What does an international campaign called ‘All Together,’ pitching for the growth of public transport, have to do with Chennai?

According to the International Association of Public Transport, an umbrella organisation of service operators (better known by its acronym UITP), Chennai had one listed participant in the campaign between September 16 and 22. That was Chennai Metro Rail Limited. The other Indian participant was Delhi Integrated Multi-Modal Transit System Ltd. or DIMTS.

During the week, however, CMRL’s public campaign material on the importance of public transport included Metropolitan Transport Corporation, Indian Railways, and the government of Tamil Nadu. The campaign by CMRL on social media such as Facebook, spoke about how cities would be ‘greener’ if more people used public transport. That is welcome, provided a service plan exists to back up such slogans.

CMRL, however, is nowhere near launching a fully operational service soon. What it could do until it launches, is to outline its plans for passenger-friendly initiatives including last mile connectivity between residential areas and Metro stations, and easily accessible travel passes for daily, weekly and monthly use, and so on. Without reliable feeder services, how will more people adopt public transport?

What was strange in the week-long effort to reach out to passengers was the token presence of MTC, which is also a member of the UITP. The objectives of the ‘All Together’ programme identified by over 80 global participants are vital for MTC, given its below-par service standards. The goals include ‘providing a better service,’ ‘network development’ and ‘purchase of new vehicles’.

Look at purchasing new buses. This is a problematic area for MTC, and maintaining them well even more so. Data obtained under the RTI Act show that nearly a third of the bus fleet operated by MTC – 1061 buses, is five years old as of July. That by itself would not be such a bad thing, if enough importance is given to maintenance. Another 25 buses are seven years old. Any passenger who uses the MTC services frequently knows what the condition of buses really is. More so, those who pay ‘deluxe’ fares for rattling seats and bumpy rides.

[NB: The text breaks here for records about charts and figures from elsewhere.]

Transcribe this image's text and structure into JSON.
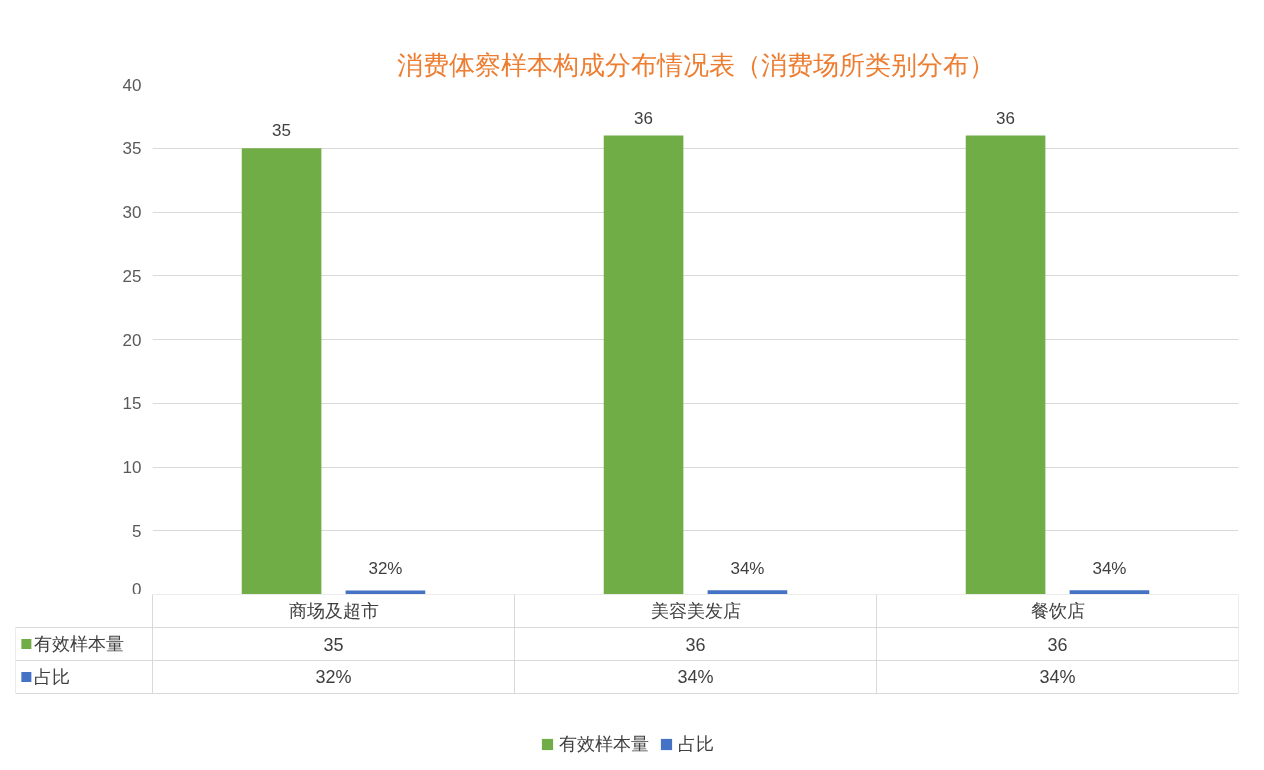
{
  "chart_data": {
    "type": "bar",
    "title": "消费体察样本构成分布情况表（消费场所类别分布）",
    "categories": [
      "商场及超市",
      "美容美发店",
      "餐饮店"
    ],
    "series": [
      {
        "name": "有效样本量",
        "color": "#70ad47",
        "values": [
          35,
          36,
          36
        ],
        "value_labels": [
          "35",
          "36",
          "36"
        ]
      },
      {
        "name": "占比",
        "color": "#4472c4",
        "values": [
          0.32,
          0.34,
          0.34
        ],
        "value_labels": [
          "32%",
          "34%",
          "34%"
        ]
      }
    ],
    "ylim": [
      0,
      40
    ],
    "yticks": [
      0,
      5,
      10,
      15,
      20,
      25,
      30,
      35,
      40
    ],
    "grid": "y",
    "legend": "bottom"
  }
}
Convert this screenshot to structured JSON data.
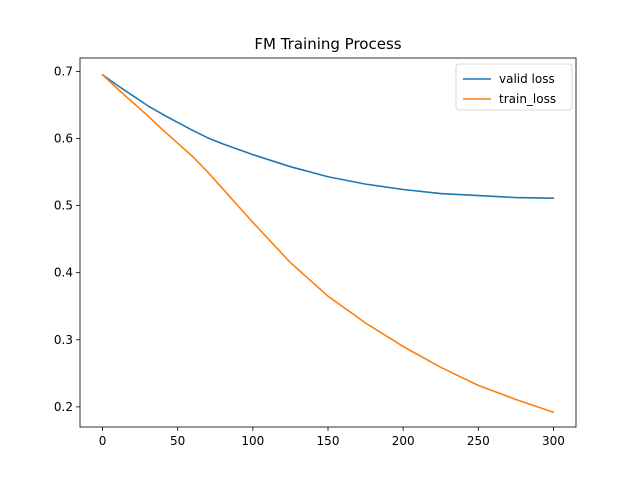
{
  "chart_data": {
    "type": "line",
    "title": "FM Training Process",
    "xlabel": "",
    "ylabel": "",
    "xlim": [
      -15,
      315
    ],
    "ylim": [
      0.17,
      0.72
    ],
    "xticks": [
      0,
      50,
      100,
      150,
      200,
      250,
      300
    ],
    "yticks": [
      0.2,
      0.3,
      0.4,
      0.5,
      0.6,
      0.7
    ],
    "grid": false,
    "legend": "top-right",
    "series": [
      {
        "name": "valid loss",
        "color": "#1f77b4",
        "x": [
          0,
          10,
          20,
          30,
          40,
          50,
          60,
          70,
          80,
          90,
          100,
          125,
          150,
          175,
          200,
          225,
          250,
          275,
          300
        ],
        "y": [
          0.695,
          0.679,
          0.664,
          0.649,
          0.636,
          0.624,
          0.612,
          0.601,
          0.592,
          0.584,
          0.576,
          0.558,
          0.543,
          0.532,
          0.524,
          0.518,
          0.515,
          0.512,
          0.511
        ]
      },
      {
        "name": "train_loss",
        "color": "#ff7f0e",
        "x": [
          0,
          10,
          20,
          30,
          40,
          50,
          60,
          70,
          80,
          90,
          100,
          125,
          150,
          175,
          200,
          225,
          250,
          275,
          300
        ],
        "y": [
          0.695,
          0.674,
          0.654,
          0.634,
          0.613,
          0.593,
          0.573,
          0.55,
          0.525,
          0.5,
          0.475,
          0.415,
          0.365,
          0.325,
          0.29,
          0.259,
          0.232,
          0.211,
          0.192
        ]
      }
    ]
  }
}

In 2011 and 2012, the Corporation says it purchased 100 buses. But it also says it has no details on whether any of these met the standards of the Bus Body Code, AIS 052. The Code provisions are meant to make buses easier to board for all people, including the disabled (with low floor height), ensure a civilised approach to seating design, and put in doors to prevent passengers from falling off. The answer of course, is that these MTC buses do not meet AIS 052. Also, if anyone had doubts about how many air-conditioned buses MTC acquired during these two years, the answer is simple: zero. It does not look like a promising plan to grow public transport.

Yet, the need to serve the greater Chennai area that has a population of 12.35 million people — including 3.72 million in Thiruvallur, and 3.99 million in Kancheepuram districts, as per Census 2011 — is greater than ever. Even if the rural population of about five million in the two districts is removed from this count, that is a still over seven million, which is close to London’s and is comparable to the greater Paris region, to cite only two examples. Both of those cities have extensive Metro and bus systems, and they use information technology well.

There is a lot that MTC can do to become professional in its approach. It must deploy portable GPS devices with its crew — including in the ramshackle old buses — to help commuters track which one is coming next to their stop, and when. The pilot project on this shows that it is feasible. Opening up real-time data streams will help build mobile applications for commuters. Open data on services remains a neglected area for both MTC and Southern Railway. , which has neglected suburban rail and MRTS. There must also be easy availability of daily, weekly and monthly MTC passes at more centres, sold throughout the month with rolling dates, just as the Railways does.